Méléagre naquit dans une cité blanche et verte, parmi les palmiers, les eaux vives, à Atthis, nous dit-il. Or, il ne s’appelait pas Méléagre, et Atthis est une ville qui n’a jamais existé.

Il était Syrien, il était Israélite, comme Heinrich Heine, à qui il faut le comparer. On pense qu’il se convertit de bonne heure aux belles déesses de l’Hellas, à la langue de Sapphô et d’Alcée. Les derniers poètes survivants ne virent pas en lui un barbare, mais ils l’accueillirent parmi eux, comme fit Artémis pour ce divin khéroub qu’elle rencontra un matin sur les pentes boisées du Liban lorsqu’ayant chassé très longtemps elle s’était presque égarée. Les Grecs de Byblos racontaient que l’Ange lui avait paru quelque enfant du Cygne et de Kypris, et qu’au seul regard de la déesse, il l’avait suivie comme la lumière.

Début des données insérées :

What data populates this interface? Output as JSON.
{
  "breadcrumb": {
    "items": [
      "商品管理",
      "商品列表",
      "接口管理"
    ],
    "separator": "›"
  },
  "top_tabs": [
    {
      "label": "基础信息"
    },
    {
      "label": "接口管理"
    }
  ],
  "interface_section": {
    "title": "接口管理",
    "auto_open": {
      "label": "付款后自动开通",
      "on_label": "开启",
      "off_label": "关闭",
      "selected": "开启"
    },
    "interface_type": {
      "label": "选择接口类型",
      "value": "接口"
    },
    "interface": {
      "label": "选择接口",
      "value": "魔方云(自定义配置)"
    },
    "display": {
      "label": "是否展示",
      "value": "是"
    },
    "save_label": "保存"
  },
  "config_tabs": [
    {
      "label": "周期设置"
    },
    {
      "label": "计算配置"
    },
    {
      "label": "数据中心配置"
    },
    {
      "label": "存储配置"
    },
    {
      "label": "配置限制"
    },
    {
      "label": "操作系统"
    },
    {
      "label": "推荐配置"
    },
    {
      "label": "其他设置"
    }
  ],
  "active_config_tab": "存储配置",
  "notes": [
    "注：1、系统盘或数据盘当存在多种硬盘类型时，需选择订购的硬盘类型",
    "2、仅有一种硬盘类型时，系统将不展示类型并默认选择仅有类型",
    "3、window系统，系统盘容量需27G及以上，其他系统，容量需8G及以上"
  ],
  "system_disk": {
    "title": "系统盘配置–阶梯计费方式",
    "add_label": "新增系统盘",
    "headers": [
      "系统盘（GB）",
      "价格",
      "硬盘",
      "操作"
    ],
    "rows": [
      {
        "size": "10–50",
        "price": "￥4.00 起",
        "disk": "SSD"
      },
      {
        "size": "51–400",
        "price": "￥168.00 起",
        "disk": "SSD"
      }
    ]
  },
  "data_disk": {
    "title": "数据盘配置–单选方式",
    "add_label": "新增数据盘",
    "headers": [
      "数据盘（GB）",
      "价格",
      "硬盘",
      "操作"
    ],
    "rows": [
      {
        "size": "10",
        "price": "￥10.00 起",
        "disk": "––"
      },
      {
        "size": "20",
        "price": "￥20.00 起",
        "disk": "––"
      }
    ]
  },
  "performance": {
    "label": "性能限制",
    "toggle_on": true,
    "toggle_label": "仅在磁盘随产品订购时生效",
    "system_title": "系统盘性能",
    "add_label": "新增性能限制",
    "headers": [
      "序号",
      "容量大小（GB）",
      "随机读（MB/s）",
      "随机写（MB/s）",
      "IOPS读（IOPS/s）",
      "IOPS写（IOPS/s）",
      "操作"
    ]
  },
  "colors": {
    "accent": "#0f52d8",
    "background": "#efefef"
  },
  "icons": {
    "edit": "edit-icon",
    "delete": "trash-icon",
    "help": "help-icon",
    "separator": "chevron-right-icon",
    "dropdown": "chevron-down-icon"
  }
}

Raphaël, ou David peut-être, ou Jean, ainsi s’appela Méléagre. La vallée du Hiéromyces, qui est aujourd’hui le Yarmouk, le vit naître, cela est possible. C’est là qu’il put lire la Bible et garde du Sir Hasirim assez de grâce et de volupté pour donner aux Charites d’Ionie toute la langueur orientale. Quand il eut passé l’enfance, il partit pour l’île de Tyr et y vécut toute sa jeunesse.